Once FBR becomes profitable, which according to my estimations only requires:
- 10 mantis sales OR
- 1 mantis and one Hadrian sale OR
- a significant deal with Samsung OR
- the overseas RnD rebate contract in the report getting 6 times bigger OR
- US housing rebounding and CRH or other big contracts restarting or new ones beginning such as the with the person who paid to have Mark fly over to the Middle East OR
- other research contracts OR
- other licencing OR
- other machine sales such as FireHawk or the mentioned timber, shipping, solar or roof tiling use cases OR
- 30 times current WASS binding contracted backlog. The report hints at a much larger number of housing being built later with this JV in addition there is housing grants possible.
It is more likely then not that most of these will occur eventually.
Once profitable it should be easy to argue that the business case for FBR is better then the forementioned multi billion$ technology company which at it's peak had a market capitalisation of $111.3 billion.
If FBR reaches relative peak market euphoria to this higher loss company this should lead to an increase of 4452 times the current share price. So $17.80 (which happens to match near previous estimates of several posters a few years ago of around $30 less the additional dilution).
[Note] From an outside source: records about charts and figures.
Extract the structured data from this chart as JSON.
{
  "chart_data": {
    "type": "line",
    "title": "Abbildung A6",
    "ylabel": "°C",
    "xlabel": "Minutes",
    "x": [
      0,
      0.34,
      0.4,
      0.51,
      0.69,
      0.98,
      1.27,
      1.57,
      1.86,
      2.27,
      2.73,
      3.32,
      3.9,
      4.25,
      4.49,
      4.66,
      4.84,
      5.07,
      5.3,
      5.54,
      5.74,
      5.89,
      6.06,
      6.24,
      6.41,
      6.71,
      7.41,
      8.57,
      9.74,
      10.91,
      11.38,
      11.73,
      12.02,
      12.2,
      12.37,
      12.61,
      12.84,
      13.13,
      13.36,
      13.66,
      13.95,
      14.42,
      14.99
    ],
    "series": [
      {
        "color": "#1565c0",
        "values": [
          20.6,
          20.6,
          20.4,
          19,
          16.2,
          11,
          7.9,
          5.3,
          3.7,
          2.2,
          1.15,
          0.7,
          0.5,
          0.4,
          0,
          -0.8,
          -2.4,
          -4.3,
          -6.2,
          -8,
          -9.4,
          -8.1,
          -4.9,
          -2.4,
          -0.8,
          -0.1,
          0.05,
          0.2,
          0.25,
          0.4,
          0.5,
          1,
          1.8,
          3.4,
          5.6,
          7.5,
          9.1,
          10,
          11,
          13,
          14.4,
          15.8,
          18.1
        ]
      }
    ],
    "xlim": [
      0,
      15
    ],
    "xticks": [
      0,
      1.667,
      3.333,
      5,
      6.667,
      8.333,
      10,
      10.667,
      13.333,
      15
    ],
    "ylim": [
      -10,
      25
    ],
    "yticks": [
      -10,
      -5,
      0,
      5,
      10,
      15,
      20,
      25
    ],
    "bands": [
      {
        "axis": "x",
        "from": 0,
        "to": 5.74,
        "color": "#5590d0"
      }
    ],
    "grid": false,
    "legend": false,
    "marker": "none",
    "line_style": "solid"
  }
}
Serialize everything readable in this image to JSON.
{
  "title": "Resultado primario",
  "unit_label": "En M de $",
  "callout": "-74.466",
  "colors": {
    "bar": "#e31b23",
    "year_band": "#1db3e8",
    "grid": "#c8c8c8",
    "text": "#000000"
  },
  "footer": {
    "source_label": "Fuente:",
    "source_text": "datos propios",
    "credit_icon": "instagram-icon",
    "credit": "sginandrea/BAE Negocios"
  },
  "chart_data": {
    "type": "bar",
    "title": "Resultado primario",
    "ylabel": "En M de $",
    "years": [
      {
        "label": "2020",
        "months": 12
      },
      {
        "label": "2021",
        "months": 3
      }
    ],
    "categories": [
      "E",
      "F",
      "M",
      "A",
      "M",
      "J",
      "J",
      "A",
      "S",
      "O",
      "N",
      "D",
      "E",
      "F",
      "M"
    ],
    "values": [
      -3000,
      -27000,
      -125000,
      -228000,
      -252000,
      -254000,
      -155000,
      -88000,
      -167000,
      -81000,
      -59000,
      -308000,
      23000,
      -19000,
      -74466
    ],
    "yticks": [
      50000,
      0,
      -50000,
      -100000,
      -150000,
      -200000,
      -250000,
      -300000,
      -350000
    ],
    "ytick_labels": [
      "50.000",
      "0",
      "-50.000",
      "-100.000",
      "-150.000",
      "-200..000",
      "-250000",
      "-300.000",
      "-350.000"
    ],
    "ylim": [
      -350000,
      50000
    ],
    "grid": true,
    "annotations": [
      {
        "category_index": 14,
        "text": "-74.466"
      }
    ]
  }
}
Then it's upwards from here as we have a monopoly whilst FAANGs etc are competing in a buyers market even if they manage to finally get their robots working, useful, profitable, reliable, safe and accepted by the market. FBR has already done all but one of these.
You can also see a pre prototype binding contract (Mantis contract), a pre JV test build binding contract (wall offtake agreement). High margin and unicorn were mentioned in the reports. Just as previous reports mentioned operating in a chicken and egg/catch22, slow to change industry and that contracts will eventually come through for the first build in WA and all this eventuated.